Alle Parteien haben im Wahlkampf auf Familien geschaut und sich als deren Vertreter präsentiert. Das freute uns. Dies ist ein richtiger Fokus, nur muss dieser nun auch bei der Bildung einer neuen Regierung für dieses Land bewahrt werden. In Familienfragen darf es nicht um den kleinsten gemeinsamen Nenner gehen. Alle Familien sind die Zukunft dieses Landes. Folglich ist Familienleben zu schützen und zu fördern, so wie es auch Artikel 6 GG verlangt, und ist nicht mit Sicherheits- und Strukturinstrumenten zu steuern.

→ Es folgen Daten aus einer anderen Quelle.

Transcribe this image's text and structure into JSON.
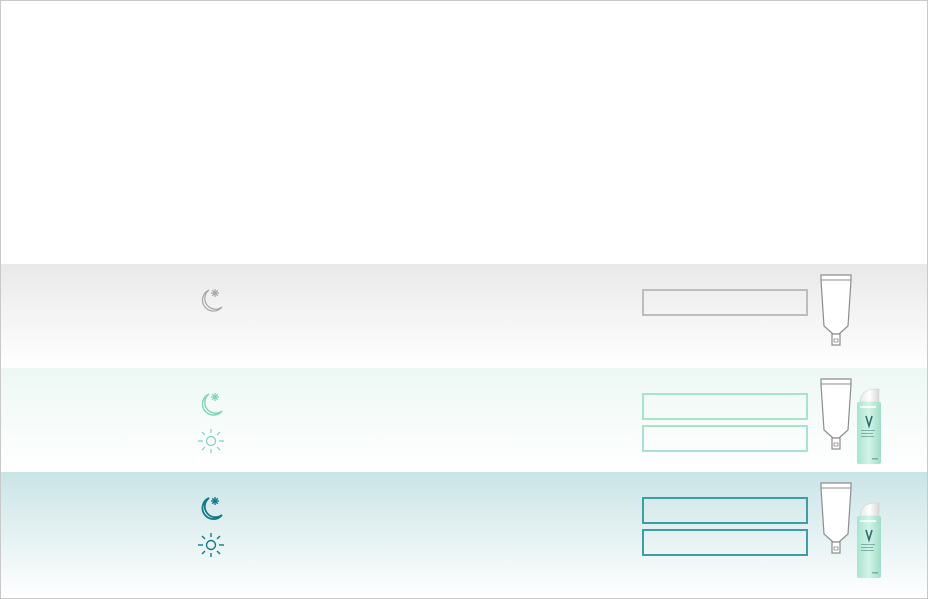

Wir appellieren daher an Sie als Verantwortliche für die Aushandlung eines neuen Koalitionsvertrages: Treffen Sie wirklich familienfreundliche Entscheidungen. Erinnern Sie sich daran, welche große Bedeutung und Chance den Familien für unser Land zukommen. Finden Sie den größten gemeinsamen Nenner bei dem Schutz und der Förderung von Familien – allen Familien.
Verband binationaler Familien und Partnerschaften, iaf e.V.
Der Bundesvorstand
Sidonie Fernau (Vorsitzende) und Dr. Bärbel Sánchez Corneaux (Stellv. Vorsitzende)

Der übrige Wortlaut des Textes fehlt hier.